Le résultat de tout cela, c’est cette petite personne tourmentée par l’insécurité, par conséquent toujours prête à l’agression ou à la défense, et souvent odieuse, que nous appelons un enfant. Les contraintes économiques, sexuelles, et d’une manière générale, psychologiques qu’il doit supporter ressortent sous forme de timidité, de déloyauté, de rancœur, et ces traits de caractère déplaisants ne font que renforcer davantage l’isolement des enfants du reste de la société. C’est donc avec joie qu’on abandonne aux femmes leur éducation, surtout dans les phases les plus difficiles du développement de leur personnalité – et pour les mêmes raisons, les femmes ont alors tendance à faire montre elles-mêmes de ces traits de caractère. À l’exception des satisfactions que retire leur ego du fait d’avoir des enfants à eux, peu d’hommes éprouvent de l’intérêt pour les enfants. Et certainement pas suffisamment pour en parler dans un livre sur la révolution.
Ce sera donc aux révolutionnaires féministes (ex-enfants et femmes-enfants asservies en tant que telles) de le faire. Dans tous les programmes pour une révolution féministe, il nous faut tenir compte de l’asservissement des enfants, sinon nous commettrions la faute que nous avons souvent reprochée aux hommes : ne pas pousser suffisamment loin l’analyse, ne pas voir un substrat important de cette sujétion, uniquement parce que cela ne nous concerne pas. Je dis cela car je sais que beaucoup de femmes sont excédées d’être toujours réunies aux enfants en un seul bloc ; et le fait qu’ils ne soient pas plus à notre charge et sous notre responsabilité que sous celle de n’importe qui sera un principe essentiel de nos exigences révolutionnaires. Nous avons simplement, au cours d’une longue période de souffrances liées, acquis de la compassion pour eux, ainsi qu’une certaine compréhension, et il n’y a aucune raison d’y renoncer à présent. Nous savons ce qu’ils cherchent et ce qu’ils ressentent, parce que nous aussi nous subissons encore le même type de sujétion. La mère qui voudrait tuer son enfant à cause de tout ce qu’elle a dû lui sacrifier (ce sentiment est répandu) n’apprend à l’aimer que lorsqu’elle s’est rendu compte qu’il est aussi désarmé et opprimé qu’elle, et par le même oppresseur : sa haine se dirige alors vers l’extérieur, et « l’amour maternel » naît. Mais allons plus loin : notre but final doit être la suppression des conditions spécifiques de la femme et de l’enfant qui ont suscité cette alliance des opprimés, et la préparation à une condition nouvelle et pleinement « humaine ». Il n’y a pas encore d’enfants capables d’écrire leurs propres livres, et de raconter leur propre histoire. Nous devrons, une dernière fois, le faire pour eux.

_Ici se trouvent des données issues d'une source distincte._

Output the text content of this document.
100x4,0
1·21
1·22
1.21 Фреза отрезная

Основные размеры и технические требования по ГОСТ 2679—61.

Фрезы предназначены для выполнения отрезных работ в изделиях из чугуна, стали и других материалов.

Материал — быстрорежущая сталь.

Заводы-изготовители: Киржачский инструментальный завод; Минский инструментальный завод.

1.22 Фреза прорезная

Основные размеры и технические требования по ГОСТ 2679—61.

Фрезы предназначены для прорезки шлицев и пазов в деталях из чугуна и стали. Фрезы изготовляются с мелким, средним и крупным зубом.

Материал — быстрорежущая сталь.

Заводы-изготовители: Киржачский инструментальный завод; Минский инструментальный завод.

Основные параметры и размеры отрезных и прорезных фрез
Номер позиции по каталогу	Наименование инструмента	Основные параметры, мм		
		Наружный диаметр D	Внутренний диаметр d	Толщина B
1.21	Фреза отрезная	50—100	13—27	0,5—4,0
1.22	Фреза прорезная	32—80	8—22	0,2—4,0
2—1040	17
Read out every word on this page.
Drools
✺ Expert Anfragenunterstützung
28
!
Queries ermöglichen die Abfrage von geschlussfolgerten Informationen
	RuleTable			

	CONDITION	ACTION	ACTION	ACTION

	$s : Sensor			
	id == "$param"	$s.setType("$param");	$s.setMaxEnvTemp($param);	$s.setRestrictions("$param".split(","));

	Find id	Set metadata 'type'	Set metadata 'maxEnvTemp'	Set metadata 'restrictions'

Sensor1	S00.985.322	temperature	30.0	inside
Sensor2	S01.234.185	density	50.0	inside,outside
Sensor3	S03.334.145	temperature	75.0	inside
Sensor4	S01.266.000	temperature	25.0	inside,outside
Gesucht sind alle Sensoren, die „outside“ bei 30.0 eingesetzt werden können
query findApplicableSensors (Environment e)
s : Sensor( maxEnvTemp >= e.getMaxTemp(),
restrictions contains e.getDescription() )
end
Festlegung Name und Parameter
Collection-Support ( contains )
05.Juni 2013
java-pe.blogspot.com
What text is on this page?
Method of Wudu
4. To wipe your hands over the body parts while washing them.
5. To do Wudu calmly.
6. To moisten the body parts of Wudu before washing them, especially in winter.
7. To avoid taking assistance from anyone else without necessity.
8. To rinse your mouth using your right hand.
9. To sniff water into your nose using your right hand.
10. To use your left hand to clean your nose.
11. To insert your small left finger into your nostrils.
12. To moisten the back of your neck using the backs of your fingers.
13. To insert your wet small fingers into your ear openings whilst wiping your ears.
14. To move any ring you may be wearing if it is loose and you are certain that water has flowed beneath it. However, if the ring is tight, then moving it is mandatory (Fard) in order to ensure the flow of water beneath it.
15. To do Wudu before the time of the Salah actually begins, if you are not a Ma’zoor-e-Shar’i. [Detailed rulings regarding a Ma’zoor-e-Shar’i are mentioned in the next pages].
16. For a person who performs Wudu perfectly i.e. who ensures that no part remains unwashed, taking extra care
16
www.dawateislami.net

[1] Simone de Beauvoir, Le deuxième sexe, Gallimard, 1986.
[2] Ibid
[3] Toute la détresse de la déesse a été admirablement rendue dans le film de Satyajit Ray, Devi (1960).
[4] Philippe Aries, L’enfant et la vie familiale sous l’Ancien Régime, Points Seuil, 1975.
[5] Avunculaire: qui a rapport à un oncle ou une tante (note de tahin party)
[6] On trouvera en annexe du bouquin de Tahin party le passage dont il est question.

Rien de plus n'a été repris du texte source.